Quel che resta di un’esistenza così vibrante, oltre all’immenso catalogo musicale, è un’eredità concreta che va ben al di là dei semplici beni materiali. Alla scomparsa, avvenuta all’età di 91 anni, ha lasciato al figlio Cristiano un appartamento nel cuore di Brera, un luogo impregnato di storia e di memorie, arredato con opere d’arte di valore. Un lascito affettivo, questo, che non si esaurisce con lui ma che viene condiviso con i nipoti, Matteo e Camilla, a sigillare un legame familiare che ha conosciuto anche ombre e riflessioni profonde.

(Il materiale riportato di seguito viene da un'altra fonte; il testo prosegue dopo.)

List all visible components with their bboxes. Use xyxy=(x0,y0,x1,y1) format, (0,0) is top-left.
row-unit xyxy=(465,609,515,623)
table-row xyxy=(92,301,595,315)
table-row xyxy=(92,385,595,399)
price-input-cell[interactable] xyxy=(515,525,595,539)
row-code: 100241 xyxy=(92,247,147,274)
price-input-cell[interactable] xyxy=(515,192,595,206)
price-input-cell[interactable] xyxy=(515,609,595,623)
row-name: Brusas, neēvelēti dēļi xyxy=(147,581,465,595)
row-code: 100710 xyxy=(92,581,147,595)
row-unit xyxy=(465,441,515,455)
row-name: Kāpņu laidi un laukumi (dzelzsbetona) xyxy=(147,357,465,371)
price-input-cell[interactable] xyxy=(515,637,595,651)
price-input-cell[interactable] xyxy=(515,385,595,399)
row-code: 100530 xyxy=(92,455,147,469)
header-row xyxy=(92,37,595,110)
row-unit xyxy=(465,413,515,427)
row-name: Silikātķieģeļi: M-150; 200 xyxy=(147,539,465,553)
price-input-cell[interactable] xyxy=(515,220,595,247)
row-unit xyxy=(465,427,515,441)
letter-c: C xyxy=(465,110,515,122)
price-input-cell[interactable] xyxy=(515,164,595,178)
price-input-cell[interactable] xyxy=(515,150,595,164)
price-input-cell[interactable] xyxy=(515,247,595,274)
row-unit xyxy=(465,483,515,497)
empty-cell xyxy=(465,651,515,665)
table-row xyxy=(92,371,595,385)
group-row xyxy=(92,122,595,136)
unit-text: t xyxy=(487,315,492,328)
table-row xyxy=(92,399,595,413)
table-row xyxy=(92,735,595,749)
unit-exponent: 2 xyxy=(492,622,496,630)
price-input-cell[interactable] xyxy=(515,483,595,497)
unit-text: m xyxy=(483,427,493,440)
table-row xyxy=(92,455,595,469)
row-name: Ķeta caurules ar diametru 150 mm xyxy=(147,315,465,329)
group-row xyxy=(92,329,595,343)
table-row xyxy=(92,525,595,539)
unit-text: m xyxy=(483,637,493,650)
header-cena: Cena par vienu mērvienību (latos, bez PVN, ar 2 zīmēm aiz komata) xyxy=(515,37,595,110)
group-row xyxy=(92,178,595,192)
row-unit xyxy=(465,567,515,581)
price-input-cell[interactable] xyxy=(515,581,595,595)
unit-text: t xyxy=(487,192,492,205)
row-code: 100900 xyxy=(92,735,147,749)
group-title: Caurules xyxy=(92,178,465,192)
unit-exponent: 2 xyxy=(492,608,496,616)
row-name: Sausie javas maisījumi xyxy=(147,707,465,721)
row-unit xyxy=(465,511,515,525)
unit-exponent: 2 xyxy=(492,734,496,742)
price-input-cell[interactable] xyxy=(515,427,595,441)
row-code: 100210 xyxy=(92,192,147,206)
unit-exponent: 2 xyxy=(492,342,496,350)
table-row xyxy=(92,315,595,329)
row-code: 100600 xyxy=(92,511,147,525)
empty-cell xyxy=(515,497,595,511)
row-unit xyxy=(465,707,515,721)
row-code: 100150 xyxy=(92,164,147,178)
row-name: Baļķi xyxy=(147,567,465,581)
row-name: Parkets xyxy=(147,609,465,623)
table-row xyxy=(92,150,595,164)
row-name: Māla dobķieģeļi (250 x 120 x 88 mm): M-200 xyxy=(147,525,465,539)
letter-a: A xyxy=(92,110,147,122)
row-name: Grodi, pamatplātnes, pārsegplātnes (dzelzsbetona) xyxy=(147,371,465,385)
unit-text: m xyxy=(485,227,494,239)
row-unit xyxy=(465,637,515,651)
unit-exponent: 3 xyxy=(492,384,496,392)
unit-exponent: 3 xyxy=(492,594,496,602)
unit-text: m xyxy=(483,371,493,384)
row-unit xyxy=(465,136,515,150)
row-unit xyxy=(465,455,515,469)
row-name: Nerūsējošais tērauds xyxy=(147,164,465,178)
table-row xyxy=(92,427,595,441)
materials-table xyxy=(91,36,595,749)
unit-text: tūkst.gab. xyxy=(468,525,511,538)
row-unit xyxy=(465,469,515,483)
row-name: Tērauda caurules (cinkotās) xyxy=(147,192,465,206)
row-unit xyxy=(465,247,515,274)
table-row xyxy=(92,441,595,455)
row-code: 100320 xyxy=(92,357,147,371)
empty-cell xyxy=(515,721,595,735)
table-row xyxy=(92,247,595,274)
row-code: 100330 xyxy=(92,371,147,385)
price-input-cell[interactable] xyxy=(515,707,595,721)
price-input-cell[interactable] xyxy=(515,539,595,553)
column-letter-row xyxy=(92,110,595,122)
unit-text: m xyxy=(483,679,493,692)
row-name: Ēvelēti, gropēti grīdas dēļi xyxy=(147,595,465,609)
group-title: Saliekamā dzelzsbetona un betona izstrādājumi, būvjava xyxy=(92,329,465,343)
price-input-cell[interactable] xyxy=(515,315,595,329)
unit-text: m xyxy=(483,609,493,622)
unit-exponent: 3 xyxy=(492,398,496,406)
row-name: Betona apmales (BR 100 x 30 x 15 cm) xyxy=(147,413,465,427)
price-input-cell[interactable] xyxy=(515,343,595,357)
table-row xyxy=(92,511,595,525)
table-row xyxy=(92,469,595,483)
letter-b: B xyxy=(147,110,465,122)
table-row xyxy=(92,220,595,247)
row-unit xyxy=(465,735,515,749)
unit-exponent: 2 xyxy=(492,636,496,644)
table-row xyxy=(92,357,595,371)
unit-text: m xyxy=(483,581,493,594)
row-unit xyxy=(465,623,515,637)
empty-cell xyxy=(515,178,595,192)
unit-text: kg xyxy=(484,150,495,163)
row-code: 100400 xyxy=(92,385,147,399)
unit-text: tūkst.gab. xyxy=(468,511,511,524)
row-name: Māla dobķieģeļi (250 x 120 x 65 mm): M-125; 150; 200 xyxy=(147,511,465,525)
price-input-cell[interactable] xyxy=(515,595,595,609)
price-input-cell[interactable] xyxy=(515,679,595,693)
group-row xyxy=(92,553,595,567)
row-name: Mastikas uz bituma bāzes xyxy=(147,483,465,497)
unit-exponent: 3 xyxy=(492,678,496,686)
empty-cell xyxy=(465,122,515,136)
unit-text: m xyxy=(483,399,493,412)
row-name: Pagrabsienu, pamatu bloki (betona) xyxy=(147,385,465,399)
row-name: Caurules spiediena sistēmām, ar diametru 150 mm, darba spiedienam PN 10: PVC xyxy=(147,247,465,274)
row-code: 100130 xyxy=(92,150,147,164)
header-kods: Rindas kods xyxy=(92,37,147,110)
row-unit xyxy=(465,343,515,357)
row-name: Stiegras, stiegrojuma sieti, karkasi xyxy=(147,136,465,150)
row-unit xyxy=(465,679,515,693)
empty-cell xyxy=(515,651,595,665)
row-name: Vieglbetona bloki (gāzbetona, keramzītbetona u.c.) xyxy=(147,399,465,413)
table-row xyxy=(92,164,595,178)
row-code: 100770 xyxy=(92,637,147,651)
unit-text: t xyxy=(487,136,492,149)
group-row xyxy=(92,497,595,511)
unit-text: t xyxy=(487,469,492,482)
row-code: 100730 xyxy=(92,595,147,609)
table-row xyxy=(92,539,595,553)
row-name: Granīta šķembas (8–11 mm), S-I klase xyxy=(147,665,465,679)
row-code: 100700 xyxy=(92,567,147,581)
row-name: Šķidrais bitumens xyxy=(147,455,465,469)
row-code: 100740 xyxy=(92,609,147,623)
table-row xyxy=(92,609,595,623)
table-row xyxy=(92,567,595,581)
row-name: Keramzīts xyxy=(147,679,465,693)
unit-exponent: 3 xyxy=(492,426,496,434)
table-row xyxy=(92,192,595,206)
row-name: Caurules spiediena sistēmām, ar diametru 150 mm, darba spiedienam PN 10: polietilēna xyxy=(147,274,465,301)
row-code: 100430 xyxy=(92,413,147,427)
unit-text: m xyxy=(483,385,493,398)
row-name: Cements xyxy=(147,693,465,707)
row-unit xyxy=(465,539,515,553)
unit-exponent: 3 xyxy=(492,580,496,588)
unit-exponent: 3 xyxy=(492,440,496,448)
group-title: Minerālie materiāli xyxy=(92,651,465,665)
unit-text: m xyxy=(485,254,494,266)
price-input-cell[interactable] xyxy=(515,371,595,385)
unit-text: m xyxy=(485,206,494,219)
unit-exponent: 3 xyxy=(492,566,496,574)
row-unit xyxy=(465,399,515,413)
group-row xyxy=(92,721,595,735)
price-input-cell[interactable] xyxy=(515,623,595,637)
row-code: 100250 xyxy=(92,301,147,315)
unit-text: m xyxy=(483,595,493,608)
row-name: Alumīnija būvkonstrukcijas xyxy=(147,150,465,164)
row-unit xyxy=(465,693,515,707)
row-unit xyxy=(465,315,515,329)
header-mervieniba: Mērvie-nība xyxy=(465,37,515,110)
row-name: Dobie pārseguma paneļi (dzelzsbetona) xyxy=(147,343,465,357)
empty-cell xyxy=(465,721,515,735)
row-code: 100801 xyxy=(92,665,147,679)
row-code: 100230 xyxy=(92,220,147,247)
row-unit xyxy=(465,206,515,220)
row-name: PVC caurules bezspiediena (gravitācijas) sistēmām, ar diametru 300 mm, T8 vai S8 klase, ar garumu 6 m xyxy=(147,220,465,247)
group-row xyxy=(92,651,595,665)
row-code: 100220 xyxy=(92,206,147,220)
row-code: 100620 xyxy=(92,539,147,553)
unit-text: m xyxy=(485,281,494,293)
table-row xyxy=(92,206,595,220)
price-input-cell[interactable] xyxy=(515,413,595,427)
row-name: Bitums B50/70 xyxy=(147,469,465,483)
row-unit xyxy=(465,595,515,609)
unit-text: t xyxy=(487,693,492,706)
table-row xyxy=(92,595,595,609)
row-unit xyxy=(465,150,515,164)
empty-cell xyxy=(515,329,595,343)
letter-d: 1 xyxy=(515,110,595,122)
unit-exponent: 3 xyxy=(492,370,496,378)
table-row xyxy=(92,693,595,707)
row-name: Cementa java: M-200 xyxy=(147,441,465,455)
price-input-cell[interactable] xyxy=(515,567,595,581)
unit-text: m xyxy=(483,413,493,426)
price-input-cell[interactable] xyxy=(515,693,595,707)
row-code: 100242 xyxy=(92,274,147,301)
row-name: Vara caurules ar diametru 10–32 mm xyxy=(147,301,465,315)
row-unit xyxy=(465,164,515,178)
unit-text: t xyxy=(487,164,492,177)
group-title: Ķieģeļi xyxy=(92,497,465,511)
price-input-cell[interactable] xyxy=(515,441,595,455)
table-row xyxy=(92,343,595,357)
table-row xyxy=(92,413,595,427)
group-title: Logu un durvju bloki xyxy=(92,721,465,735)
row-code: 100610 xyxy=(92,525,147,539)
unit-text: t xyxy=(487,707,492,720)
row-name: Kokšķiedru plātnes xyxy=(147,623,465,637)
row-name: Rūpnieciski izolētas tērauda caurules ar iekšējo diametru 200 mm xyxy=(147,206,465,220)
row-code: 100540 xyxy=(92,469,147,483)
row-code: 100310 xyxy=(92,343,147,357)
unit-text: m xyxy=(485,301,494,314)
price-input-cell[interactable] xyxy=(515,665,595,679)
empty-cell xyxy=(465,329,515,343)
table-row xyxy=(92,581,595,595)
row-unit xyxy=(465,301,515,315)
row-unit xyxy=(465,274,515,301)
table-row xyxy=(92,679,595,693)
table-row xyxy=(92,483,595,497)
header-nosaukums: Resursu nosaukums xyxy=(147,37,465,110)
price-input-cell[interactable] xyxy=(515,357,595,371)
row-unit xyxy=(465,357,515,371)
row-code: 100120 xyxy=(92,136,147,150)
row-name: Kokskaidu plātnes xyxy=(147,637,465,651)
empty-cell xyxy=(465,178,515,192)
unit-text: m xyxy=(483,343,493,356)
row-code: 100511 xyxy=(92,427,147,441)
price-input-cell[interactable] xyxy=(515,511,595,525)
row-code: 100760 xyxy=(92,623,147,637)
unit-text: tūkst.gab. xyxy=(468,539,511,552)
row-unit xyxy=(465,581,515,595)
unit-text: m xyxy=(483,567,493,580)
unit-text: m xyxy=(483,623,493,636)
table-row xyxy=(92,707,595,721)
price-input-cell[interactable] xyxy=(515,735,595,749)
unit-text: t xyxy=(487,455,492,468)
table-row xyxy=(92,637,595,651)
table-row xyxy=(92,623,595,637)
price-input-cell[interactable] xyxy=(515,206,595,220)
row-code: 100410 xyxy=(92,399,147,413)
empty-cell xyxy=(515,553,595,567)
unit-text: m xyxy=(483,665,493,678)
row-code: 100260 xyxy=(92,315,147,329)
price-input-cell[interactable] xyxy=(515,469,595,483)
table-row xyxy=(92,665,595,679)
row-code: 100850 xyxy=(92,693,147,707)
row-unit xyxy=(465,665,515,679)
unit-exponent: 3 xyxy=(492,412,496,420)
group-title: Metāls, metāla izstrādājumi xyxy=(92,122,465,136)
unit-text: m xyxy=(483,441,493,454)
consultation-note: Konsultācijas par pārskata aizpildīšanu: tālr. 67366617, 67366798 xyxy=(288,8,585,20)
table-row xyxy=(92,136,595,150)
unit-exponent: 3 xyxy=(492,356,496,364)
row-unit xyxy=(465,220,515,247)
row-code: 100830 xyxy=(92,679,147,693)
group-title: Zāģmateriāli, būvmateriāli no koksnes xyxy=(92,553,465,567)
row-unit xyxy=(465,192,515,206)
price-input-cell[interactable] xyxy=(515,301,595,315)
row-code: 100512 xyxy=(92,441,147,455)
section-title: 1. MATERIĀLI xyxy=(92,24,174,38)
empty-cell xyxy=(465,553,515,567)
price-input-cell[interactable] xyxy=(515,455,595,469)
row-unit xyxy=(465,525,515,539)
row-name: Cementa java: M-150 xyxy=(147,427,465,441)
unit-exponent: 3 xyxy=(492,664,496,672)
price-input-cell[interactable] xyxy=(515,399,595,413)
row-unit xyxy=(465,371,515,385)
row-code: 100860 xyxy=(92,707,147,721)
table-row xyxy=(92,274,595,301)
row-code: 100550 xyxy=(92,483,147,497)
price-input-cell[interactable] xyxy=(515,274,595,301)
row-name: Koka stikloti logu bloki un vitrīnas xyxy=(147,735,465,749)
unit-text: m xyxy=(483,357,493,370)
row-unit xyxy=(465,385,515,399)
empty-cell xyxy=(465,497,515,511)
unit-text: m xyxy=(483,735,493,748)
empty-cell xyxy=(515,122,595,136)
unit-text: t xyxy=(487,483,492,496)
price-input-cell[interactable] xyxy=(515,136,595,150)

Il rimpianto più grande e la Milano che la ricorda

Proprio il rapporto con il figlio Cristiano, avuto dal matrimonio con l’impresario teatrale Lucio Ardenzi, rappresentava per lei la fonte di un rimpianto profondo. In una conversazione con Renato Franco, la cantante aveva confessato senza veli: «Il mio grande rimpianto? Non essere stata presente come avrei voluto con mio figlio. Mio figlio ha sempre pensato che di lui ai suoi genitori non fregasse niente». Una consapevolezza amara, che si scontra con l’immagine pubblica di una donna sempre vitale. Milano, la sua città, la ricorda così, mentre dal suo palazzo le sue canzoni, come racconta l’artista Enrico Dicò, risuonavano a tutte le ore. “Ogni sera a mezzanotte le sentivo. Ancora sento la sua musica”, una colonna sonora che non si è mai spenta, nemmeno quando, fino all’ultimo, ha continuato a cantare con artisti più giovani, dimostrando una curiosità e una passione che i suoi fan, come uno di loro ha sottolineato, hanno sempre molto apprezzato.